CRAFTSBURY − I imagine we’re all familiar with the ripple effect. Drop a stone of any size into a pond, and watch the ripples feather out from the point of impact. It doesn’t take a rocket scientist to imagine the many ripples affecting us, emanating from us, moving toward and enveloping us.
I read a Facebook post today from a friend who lives in Atlanta. He and his wife own a home in the mountains of North Carolina. Their property was damaged in last year’s severe flooding. He’s been working tirelessly since that flood to clean up their property and to help in their neighborhood and surrounding towns.
It was devastating for him: the loss of life, the destruction, the horror, the immensity of it all. That Facebook post that I read, written July 5, reveals yet another rippling. When they were pre-teens he and his wife met at a Christian camp that is nestled along the Guadalupe River. It is the same river that overtook Camp Mystic, killing 27 young girls and camp staff. He knows every inch of the area that has been severely flooded. He watches the video footage and can easily transport himself there. He knows people. He knows landmarks. He knows businesses. The place is in his bones. Just like his property in North Carolina. And just like that, the trauma of last year’s flood returns to him. The ripples from the flooding in Texas have reached him. Drop a stone into a pond; who knows where the ripples will go? We all know they reach far and wide.
As I write this, July 10 is a few days away. Many in Vermont are bracing for that day, a date on which many places in Vermont experienced devastating floods, each of the last two years. Will it happen again? The ripples from those floods continue to envelope us.
Horrific events and actions have ripple effects. No one can gauge the impact one action or event has on others. The effect is not just local and it’s not only immediate. The ripple effect takes it far beyond the one spot and time of impact.

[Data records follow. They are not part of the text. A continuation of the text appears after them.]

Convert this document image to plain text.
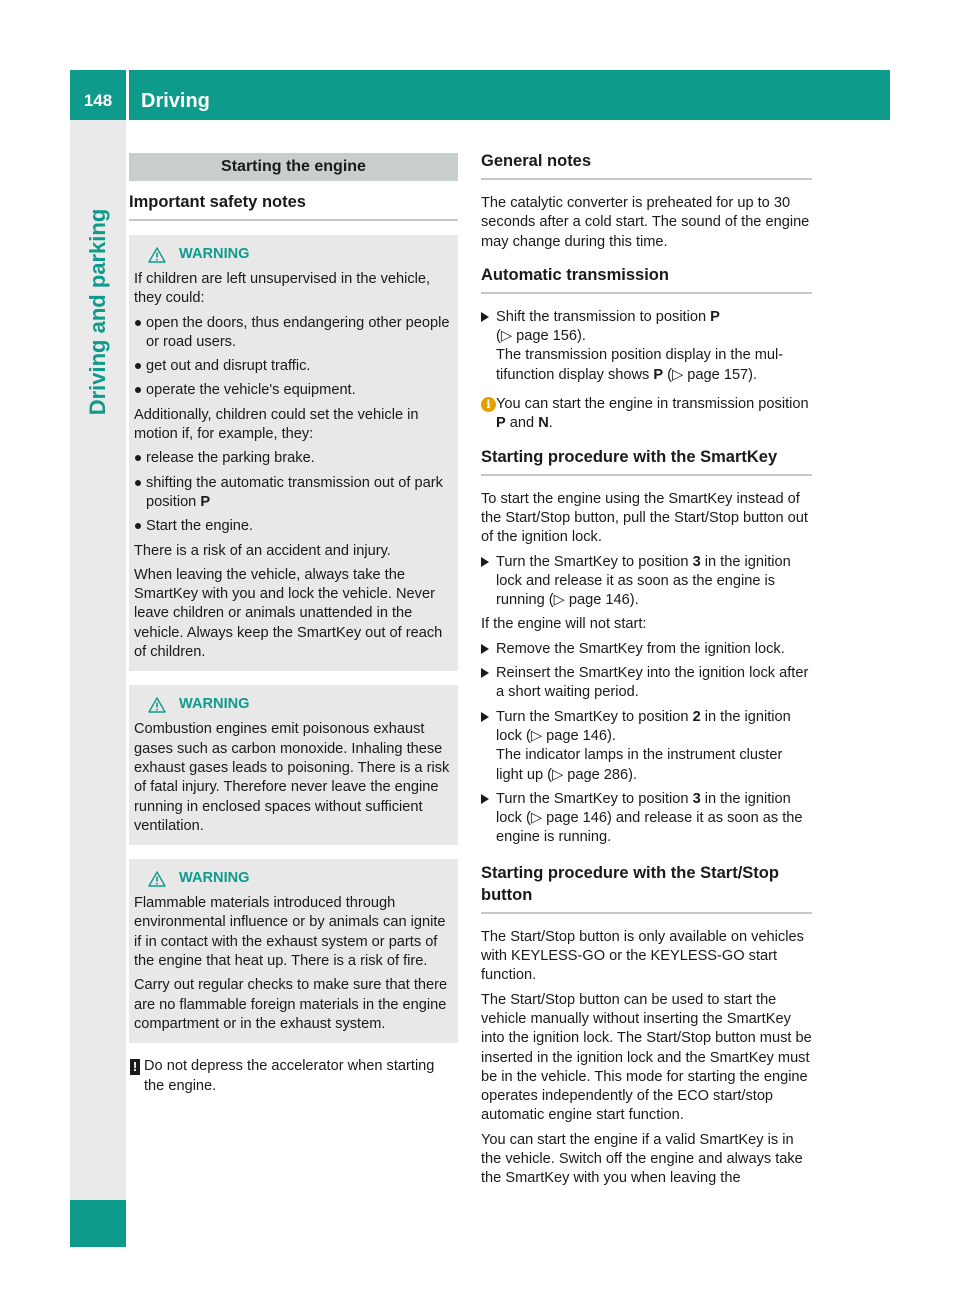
148	Driving
Driving and parking
Starting the engine
Important safety notes
WARNING

If children are left unsupervised in the vehicle, they could:

open the doors, thus endangering other people or road users.
get out and disrupt traffic.
operate the vehicle's equipment.

Additionally, children could set the vehicle in motion if, for example, they:

release the parking brake.
shifting the automatic transmission out of park position P
Start the engine.

There is a risk of an accident and injury.

When leaving the vehicle, always take the SmartKey with you and lock the vehicle. Never leave children or animals unattended in the vehicle. Always keep the SmartKey out of reach of children.

WARNING

Combustion engines emit poisonous exhaust gases such as carbon monoxide. Inhaling these exhaust gases leads to poisoning. There is a risk of fatal injury. Therefore never leave the engine running in enclosed spaces without sufficient ventilation.

WARNING

Flammable materials introduced through environmental influence or by animals can ignite if in contact with the exhaust system or parts of the engine that heat up. There is a risk of fire.

Carry out regular checks to make sure that there are no flammable foreign materials in the engine compartment or in the exhaust system.

! Do not depress the accelerator when starting the engine.
General notes

The catalytic converter is preheated for up to 30 seconds after a cold start. The sound of the engine may change during this time.

Automatic transmission
Shift the transmission to position P
(▷ page 156).
The transmission position display in the multifunction display shows P (▷ page 157).
i You can start the engine in transmission position P and N.
Starting procedure with the SmartKey

To start the engine using the SmartKey instead of the Start/Stop button, pull the Start/Stop button out of the ignition lock.

Turn the SmartKey to position 3 in the ignition lock and release it as soon as the engine is running (▷ page 146).

If the engine will not start:

Remove the SmartKey from the ignition lock.
Reinsert the SmartKey into the ignition lock after a short waiting period.
Turn the SmartKey to position 2 in the ignition lock (▷ page 146).
The indicator lamps in the instrument cluster light up (▷ page 286).
Turn the SmartKey to position 3 in the ignition lock (▷ page 146) and release it as soon as the engine is running.
Starting procedure with the Start/Stop button

The Start/Stop button is only available on vehicles with KEYLESS-GO or the KEYLESS-GO start function.

The Start/Stop button can be used to start the vehicle manually without inserting the SmartKey into the ignition lock. The Start/Stop button must be inserted in the ignition lock and the SmartKey must be in the vehicle. This mode for starting the engine operates independently of the ECO start/stop automatic engine start function.

You can start the engine if a valid SmartKey is in the vehicle. Switch off the engine and always take the SmartKey with you when leaving the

Isn’t that also true, though, for acts of goodness and kindness? Isn’t that also true for events of joy? I attended a wedding recently, the first one I’ve attended since my husband died. I was overcome with joy for the newly married couple, sad and missing my husband, grateful for our many decades of life together. Others there were also widowed, or divorced, or married or single. I wonder how the ripples from that event of love and joy enveloped them. The wedding was all about the couple getting married. And it was not. That particular couple worked hard so that it wasn’t just about them. Still, well beyond anything they could orchestrate, the ripples traveled far and wide, enveloping many, many people in their myriad of circumstances and places in life.
You and I are encouraged to perform random acts of kindness. The data reveals that being kind does really good things for the person being kind. I don’t think that’s the only or even the primary reason for being kind. Kindness, love, joy, all the actions stemming from those positive emotions, have a ripple effect. Kindness begets kindness. Joy begets joy. Love begets love. Maybe it’s not direct, or immediate. You and I cannot plan how our kindness will be received, nor the impact it will have. We do know the effect of ripples. They reach far and wide.
Maybe acts of kindness, acts of love, expressions of joy ought not be so random. Maybe they could be a regular part of our lives, something we do each day. And maybe, just maybe, those ripples will reach far enough and wide enough to envelop even the most horrific of circumstances, relieving a bit of the suffering.
Deborah McKinley is a happily retired Presbyterian minister. She lives in Craftsbury and enjoys doing pretty much anything outdoors.